Tableside payment as a fraud prevention asset
Pay-at-Table solutions are genearlly built around EMV (Chip card) functionality. This, in conjunction with encryption and tokenization enables a secure transaction from start to finish, protecting both the restaurateur and their customer base from breaches and associated card fraud.
Unfortunately, data hackers aren’t the only ones to worry about. Every time a server brings a credit card to a POS terminal to settle bills, the chances of the data on the card becoming compromised – either by a third party or the server directly – is increased. Tableside payment avoids this problem entirely by keeping patrons’ cards at the table and in sight.
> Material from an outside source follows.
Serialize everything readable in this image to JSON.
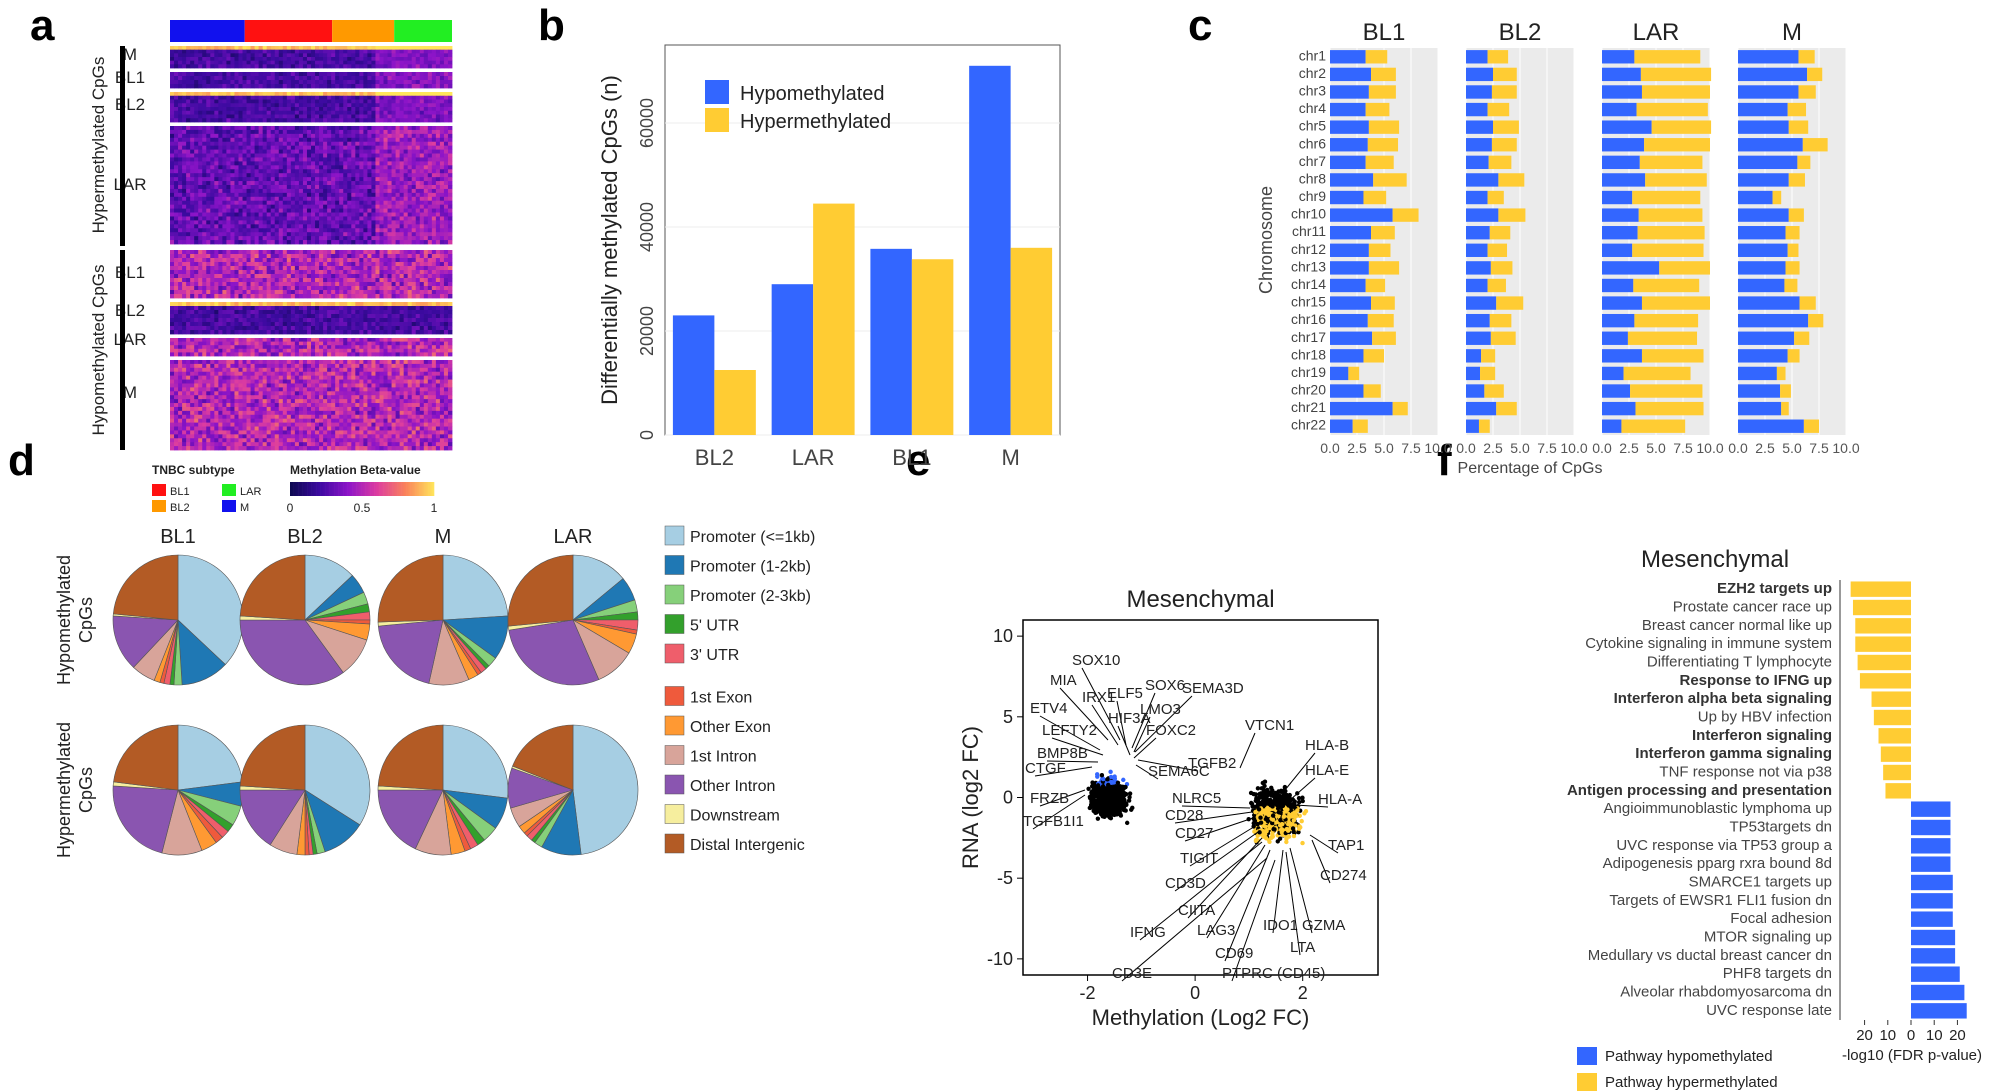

Addressing the pain points
The main drawback to pay-at-the-table transactions is that, depending on the technology in use, customers may have to enter tips in front of servers. Such situations can be quite uncomfortable, especially if patrons did not receive satisfactory experiences.
POS resellers aren’t oblivious to this problem. Payment integration middleware company Datacap Systems and Ingenico Group, a terminal and payment services developer, created a solution to this tip management challenge.
Ingenico provides Bluetooth-enabled PIN pads that are compatible with any Windows tablets running mPOS software. The PIN pads feature:
- A simple display showing the amount owed.
- An option to enter tips.
- EMV, magnetic stripe and contactless readers.
Options for WiFi-enabled pay-at-table PIN Pads, tablets with integrated EMV readers and direct consumer payment via consumers’ smart phones are coming shortly to Datacap’s Point of Sale partners and restaurants across the US.